I told her. She said she had to go out to a school and observe a grade two class that day. “That's why I'm dressed up like this.” Meanwhile the bus lurched along, accumulating more passengers before making a run for the hill. When it reached the top, a view opened over the plated ocean. I lived mere blocks from it now, but had yet to go and see it. Sonia glanced at me from time to time, as though deciding whether or not to speak. At the campus loop, we were disgorged, and with everyone pushing to get off, she got ahead. I didn't expect to see her again until supper, but she was waiting when I stepped down.

“Did they shoot it down on purpose?” I asked.

She knew immediately what I was talking about. “They thought it was a spy plane. Now who knows what the Americans will do? Probably start firing.” She pressed her fists into her temples. “Which way are you going?” I pointed and she walked with me toward the Buchanan building. “I don't know what to do about Dieter,” she said.

“What do you mean?”

“He always sits next to me at supper. Haven't you noticed? He knocks on my door for no reason. Now he's started pulling my hair. It's driving me crazy. I don't like him. I mean, I like him. I like everybody. He's in my group! But I don't like him
that
way.”

So what I'd always suspected was true: other people's problems were shockingly trite.

“His father died last summer.”

“Really?” I said. “That's terrible.”

“It makes it hard, though, to say I'm not interested. Last night he came in and lay on my bed and said he'd protect me.” She turned to me, exasperated. “How does he think he's going to do
that
?”

Outside the library she plucked entreatingly at my sleeve. “Jane? Sit beside me tonight?”

I thought of that little tug as I took a seat in my seminar. The fabric pulling against my arm, her plea for my presence. The other students meandered in with their backpacks and throwaway coffee cups, chatting, but not to me. No one talked to me.

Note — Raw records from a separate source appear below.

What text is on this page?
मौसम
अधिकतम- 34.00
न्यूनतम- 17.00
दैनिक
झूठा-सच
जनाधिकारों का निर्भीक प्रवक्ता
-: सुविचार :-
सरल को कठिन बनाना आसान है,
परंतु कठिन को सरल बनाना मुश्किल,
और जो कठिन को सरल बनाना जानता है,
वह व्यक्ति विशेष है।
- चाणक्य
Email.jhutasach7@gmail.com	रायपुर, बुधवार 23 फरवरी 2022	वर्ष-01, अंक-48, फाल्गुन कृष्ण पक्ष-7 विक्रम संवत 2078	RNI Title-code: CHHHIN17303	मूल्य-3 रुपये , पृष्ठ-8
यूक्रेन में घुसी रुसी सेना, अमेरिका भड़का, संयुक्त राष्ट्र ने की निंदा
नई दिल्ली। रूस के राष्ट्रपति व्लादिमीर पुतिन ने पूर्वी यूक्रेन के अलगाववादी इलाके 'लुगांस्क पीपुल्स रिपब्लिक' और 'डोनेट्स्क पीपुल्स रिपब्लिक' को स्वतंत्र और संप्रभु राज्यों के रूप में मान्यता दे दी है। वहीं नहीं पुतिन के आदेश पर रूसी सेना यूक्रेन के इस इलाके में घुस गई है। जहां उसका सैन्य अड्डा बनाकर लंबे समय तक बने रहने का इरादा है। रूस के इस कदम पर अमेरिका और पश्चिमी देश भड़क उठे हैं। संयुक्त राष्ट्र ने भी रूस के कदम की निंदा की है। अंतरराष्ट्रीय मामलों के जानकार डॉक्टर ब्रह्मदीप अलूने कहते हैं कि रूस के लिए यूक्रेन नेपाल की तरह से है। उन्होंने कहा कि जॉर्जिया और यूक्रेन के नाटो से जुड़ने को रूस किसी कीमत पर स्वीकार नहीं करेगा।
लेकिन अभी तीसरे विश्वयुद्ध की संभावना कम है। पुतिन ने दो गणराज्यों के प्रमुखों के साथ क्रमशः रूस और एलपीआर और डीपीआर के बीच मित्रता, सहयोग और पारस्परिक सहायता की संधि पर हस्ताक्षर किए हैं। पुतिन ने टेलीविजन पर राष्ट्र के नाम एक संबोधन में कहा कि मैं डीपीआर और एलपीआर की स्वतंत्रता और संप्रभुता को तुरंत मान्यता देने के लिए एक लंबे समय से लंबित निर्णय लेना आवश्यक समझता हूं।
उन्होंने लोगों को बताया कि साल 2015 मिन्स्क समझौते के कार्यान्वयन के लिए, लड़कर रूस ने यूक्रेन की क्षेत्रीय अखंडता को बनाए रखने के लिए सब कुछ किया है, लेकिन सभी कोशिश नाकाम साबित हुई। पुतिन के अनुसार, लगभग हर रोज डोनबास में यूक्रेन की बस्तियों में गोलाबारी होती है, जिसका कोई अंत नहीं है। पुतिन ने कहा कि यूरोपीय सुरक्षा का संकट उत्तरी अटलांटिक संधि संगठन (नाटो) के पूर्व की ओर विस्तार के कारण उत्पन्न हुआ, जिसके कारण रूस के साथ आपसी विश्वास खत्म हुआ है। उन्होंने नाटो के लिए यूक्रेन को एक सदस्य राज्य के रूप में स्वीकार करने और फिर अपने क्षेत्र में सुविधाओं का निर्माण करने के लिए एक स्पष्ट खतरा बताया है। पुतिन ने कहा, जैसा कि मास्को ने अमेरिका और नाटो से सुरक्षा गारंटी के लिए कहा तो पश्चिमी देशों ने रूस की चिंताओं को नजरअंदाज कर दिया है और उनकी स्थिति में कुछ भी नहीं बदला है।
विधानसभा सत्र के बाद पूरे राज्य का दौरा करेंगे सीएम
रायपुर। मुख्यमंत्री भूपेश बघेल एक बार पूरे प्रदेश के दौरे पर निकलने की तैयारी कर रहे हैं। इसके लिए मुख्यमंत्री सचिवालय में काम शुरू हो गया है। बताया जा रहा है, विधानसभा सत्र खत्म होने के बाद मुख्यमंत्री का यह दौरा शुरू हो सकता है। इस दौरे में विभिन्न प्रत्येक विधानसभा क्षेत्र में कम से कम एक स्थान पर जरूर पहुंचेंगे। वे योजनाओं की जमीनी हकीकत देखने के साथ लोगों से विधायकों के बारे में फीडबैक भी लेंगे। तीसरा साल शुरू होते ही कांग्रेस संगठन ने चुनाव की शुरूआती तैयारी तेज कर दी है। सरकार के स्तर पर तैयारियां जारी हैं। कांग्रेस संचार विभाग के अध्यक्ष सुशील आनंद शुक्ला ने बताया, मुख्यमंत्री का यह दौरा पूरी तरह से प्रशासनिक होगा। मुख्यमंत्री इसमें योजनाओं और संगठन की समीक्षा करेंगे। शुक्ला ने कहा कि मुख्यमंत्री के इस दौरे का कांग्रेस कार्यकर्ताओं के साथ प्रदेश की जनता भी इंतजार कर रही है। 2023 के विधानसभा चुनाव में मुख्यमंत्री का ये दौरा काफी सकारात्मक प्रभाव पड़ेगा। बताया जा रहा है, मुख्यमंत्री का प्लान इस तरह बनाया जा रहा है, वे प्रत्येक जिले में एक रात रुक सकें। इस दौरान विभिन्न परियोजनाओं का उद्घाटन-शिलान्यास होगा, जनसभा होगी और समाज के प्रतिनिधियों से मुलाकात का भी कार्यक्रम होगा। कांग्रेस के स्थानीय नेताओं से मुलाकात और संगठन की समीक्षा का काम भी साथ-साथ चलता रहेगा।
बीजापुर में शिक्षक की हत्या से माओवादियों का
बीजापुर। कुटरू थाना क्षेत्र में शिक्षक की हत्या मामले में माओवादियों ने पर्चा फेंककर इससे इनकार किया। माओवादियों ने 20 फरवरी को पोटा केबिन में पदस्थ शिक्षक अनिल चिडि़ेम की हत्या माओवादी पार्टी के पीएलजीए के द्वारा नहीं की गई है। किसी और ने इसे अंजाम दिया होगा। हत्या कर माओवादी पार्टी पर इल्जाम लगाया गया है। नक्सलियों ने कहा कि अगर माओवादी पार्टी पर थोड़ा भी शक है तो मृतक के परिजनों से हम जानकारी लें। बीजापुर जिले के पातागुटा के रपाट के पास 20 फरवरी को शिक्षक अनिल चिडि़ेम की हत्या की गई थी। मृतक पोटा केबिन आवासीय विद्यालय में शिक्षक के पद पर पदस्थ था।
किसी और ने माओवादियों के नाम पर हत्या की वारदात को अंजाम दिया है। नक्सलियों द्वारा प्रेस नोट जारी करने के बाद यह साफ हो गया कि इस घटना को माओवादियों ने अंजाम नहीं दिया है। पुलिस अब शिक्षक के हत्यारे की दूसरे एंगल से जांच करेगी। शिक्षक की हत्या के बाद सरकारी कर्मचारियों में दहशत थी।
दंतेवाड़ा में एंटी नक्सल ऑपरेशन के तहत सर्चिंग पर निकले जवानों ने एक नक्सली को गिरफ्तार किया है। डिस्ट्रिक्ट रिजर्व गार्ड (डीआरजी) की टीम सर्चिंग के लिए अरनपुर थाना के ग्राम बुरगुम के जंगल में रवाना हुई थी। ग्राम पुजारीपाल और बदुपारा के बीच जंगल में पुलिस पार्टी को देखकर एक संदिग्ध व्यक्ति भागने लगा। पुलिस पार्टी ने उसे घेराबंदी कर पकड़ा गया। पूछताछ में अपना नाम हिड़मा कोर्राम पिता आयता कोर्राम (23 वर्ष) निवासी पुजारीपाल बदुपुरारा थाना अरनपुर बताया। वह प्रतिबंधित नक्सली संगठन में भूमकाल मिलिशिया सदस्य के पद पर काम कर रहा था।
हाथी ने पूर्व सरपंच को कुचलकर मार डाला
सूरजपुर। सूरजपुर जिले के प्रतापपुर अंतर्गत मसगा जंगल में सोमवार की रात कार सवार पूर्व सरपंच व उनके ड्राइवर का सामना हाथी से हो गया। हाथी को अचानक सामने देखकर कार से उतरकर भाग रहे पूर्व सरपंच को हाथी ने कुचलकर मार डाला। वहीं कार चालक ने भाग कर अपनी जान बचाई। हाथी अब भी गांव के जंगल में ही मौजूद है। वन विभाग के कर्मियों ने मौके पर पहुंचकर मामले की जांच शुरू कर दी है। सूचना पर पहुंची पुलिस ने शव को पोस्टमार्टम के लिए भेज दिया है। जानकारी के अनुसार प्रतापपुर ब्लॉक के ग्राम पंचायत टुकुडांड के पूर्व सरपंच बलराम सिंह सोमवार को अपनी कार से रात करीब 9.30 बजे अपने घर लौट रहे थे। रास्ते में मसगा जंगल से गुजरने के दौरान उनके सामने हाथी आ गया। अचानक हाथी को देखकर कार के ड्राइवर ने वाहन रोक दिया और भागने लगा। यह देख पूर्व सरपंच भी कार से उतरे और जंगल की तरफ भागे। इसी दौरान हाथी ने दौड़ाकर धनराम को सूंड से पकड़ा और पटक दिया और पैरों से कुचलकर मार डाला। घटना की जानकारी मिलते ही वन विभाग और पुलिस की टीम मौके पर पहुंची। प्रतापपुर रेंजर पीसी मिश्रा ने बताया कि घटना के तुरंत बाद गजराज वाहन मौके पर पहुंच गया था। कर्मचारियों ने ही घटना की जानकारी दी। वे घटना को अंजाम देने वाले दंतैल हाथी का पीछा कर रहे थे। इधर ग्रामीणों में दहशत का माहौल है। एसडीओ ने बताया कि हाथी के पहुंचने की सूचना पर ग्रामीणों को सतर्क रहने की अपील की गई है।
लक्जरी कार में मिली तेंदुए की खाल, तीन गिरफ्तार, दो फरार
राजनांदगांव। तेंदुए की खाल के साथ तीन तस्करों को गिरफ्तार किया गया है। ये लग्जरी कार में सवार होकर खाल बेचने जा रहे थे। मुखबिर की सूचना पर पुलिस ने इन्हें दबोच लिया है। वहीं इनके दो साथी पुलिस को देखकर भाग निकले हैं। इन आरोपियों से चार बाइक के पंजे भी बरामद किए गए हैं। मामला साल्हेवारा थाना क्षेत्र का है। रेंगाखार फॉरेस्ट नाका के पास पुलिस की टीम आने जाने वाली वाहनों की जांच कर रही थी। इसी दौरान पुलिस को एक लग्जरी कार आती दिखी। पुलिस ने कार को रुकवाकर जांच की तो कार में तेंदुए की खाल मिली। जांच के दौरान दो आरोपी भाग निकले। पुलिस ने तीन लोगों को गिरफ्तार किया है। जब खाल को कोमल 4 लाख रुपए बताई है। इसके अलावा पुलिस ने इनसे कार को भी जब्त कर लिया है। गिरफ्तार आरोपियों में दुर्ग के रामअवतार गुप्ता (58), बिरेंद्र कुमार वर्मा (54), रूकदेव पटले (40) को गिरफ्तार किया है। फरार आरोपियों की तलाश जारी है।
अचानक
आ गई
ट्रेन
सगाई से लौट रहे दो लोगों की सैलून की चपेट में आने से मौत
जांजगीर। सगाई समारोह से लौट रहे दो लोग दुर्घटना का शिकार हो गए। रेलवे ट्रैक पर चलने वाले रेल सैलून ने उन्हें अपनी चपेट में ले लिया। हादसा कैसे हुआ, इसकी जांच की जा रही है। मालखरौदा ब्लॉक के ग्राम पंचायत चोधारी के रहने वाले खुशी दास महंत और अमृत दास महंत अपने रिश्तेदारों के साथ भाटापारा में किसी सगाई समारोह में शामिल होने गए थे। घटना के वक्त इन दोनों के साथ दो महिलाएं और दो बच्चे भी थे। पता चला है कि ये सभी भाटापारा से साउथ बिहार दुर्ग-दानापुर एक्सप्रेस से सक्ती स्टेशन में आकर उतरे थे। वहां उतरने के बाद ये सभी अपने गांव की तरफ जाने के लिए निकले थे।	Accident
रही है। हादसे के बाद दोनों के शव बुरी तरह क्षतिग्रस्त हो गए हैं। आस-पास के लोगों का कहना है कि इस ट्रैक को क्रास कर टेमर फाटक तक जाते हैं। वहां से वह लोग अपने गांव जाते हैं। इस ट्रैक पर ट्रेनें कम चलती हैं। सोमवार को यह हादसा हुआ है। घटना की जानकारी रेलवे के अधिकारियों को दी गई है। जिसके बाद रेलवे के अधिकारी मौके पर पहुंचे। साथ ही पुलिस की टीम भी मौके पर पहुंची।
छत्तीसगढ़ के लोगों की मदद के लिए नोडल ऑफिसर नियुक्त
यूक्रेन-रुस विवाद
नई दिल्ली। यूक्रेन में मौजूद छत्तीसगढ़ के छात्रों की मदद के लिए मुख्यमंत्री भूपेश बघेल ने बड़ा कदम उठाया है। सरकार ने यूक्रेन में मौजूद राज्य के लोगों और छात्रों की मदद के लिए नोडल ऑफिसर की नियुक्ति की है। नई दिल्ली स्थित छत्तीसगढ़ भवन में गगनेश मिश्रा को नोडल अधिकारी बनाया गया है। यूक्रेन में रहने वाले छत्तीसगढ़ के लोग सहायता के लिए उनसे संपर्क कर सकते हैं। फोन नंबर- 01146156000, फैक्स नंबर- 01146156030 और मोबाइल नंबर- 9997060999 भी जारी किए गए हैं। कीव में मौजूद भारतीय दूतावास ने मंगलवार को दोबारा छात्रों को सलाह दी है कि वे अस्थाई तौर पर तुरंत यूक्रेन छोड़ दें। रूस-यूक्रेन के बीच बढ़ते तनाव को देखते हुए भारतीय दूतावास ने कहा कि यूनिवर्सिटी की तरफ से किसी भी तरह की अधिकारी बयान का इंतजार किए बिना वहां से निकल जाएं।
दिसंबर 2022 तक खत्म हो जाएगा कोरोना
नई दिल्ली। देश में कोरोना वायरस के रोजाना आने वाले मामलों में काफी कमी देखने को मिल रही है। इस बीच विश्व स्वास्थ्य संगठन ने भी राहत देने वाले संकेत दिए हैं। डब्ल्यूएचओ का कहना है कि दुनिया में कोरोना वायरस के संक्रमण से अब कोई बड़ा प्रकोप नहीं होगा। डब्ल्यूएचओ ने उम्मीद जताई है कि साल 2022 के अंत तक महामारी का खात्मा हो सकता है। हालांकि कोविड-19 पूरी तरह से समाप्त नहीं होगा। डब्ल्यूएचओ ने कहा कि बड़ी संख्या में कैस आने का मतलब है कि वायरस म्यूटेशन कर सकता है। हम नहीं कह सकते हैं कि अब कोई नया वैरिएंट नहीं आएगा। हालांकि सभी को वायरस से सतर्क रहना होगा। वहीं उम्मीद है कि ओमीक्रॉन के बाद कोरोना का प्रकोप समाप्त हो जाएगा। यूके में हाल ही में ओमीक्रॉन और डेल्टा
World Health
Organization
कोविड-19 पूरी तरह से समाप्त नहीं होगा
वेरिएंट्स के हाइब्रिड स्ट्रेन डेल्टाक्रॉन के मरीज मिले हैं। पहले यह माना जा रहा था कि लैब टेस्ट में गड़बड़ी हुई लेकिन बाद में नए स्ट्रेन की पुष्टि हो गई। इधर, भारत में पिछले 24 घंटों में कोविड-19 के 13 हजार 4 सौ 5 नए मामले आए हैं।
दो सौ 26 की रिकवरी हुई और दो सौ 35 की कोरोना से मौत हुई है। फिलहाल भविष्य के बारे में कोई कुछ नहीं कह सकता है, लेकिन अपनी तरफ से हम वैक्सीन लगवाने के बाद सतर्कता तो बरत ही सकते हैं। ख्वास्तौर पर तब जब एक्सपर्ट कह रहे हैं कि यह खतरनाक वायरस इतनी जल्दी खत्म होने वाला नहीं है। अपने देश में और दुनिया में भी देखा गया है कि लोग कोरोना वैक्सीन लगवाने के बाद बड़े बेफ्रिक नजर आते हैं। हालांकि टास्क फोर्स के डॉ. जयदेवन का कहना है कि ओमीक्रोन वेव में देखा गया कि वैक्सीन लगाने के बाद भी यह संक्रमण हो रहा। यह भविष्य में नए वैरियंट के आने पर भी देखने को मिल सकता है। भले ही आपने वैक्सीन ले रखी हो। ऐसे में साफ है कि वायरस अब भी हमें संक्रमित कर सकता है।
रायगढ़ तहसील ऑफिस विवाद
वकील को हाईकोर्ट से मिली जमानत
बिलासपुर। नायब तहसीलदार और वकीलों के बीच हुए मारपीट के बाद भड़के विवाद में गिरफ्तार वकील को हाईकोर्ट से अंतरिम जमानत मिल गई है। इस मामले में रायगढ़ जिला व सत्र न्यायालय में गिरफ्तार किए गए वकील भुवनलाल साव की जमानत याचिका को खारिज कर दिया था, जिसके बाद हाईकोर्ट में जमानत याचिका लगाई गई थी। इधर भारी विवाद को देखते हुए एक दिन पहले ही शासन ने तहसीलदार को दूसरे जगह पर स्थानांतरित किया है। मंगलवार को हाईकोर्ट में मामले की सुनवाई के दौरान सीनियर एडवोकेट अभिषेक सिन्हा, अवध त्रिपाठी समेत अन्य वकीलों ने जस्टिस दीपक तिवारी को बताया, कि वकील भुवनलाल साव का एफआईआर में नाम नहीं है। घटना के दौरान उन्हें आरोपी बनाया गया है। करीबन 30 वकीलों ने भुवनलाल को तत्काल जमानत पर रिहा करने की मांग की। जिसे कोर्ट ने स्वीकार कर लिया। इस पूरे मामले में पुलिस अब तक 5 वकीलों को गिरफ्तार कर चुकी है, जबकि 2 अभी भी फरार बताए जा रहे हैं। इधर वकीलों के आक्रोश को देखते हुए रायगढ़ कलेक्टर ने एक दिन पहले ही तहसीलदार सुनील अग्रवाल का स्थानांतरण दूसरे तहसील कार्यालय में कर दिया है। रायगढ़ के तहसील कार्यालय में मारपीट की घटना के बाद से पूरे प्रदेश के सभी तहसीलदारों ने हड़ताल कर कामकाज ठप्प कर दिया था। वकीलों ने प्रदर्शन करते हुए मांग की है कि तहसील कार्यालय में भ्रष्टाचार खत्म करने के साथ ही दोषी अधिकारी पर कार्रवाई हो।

I always sat in the same chair, at Kopanyev's right hand, and always the seat on the other side of me was empty. No one wanted to sit next to the overeager girl. Keith, the punk, clomped in. They were completely freaked out by him. Then Kopanyev arrived, folders bursting under his arm. He was not the most organized lecturer. Frequently his tangents tangled us up and, in this, a second-year course, Nineteenth-Century Russian Literature in Translation, he seemed to recognize that he was an unreliable driver and so threw the reins to us. We were given a reading list and assigned a date, not to make a presentation per se, but to offer a passage, a character, or simply an observation, as a topic for discussion.

He ticked our names off with a massive fountain pen. “Now, my conversationalists.” Looking around the table, rescrewing the cap. “Michael? Ha! Did you see him jump? What have you brought for us to talk about today, Michael? What have you been reading? Speak! Speak! We are waiting.”

A wing of blond hair hung over Michael's eyes. He performed the affectation, sweeping it aside. “Chekhov.”

“Ah. The greatest writer who ever lived. And?”

“I notice, well, a couple of things. First, the stories are unbelievably gloomy. Second, the characters always, or often, seem to be in love with people who don't love them back.”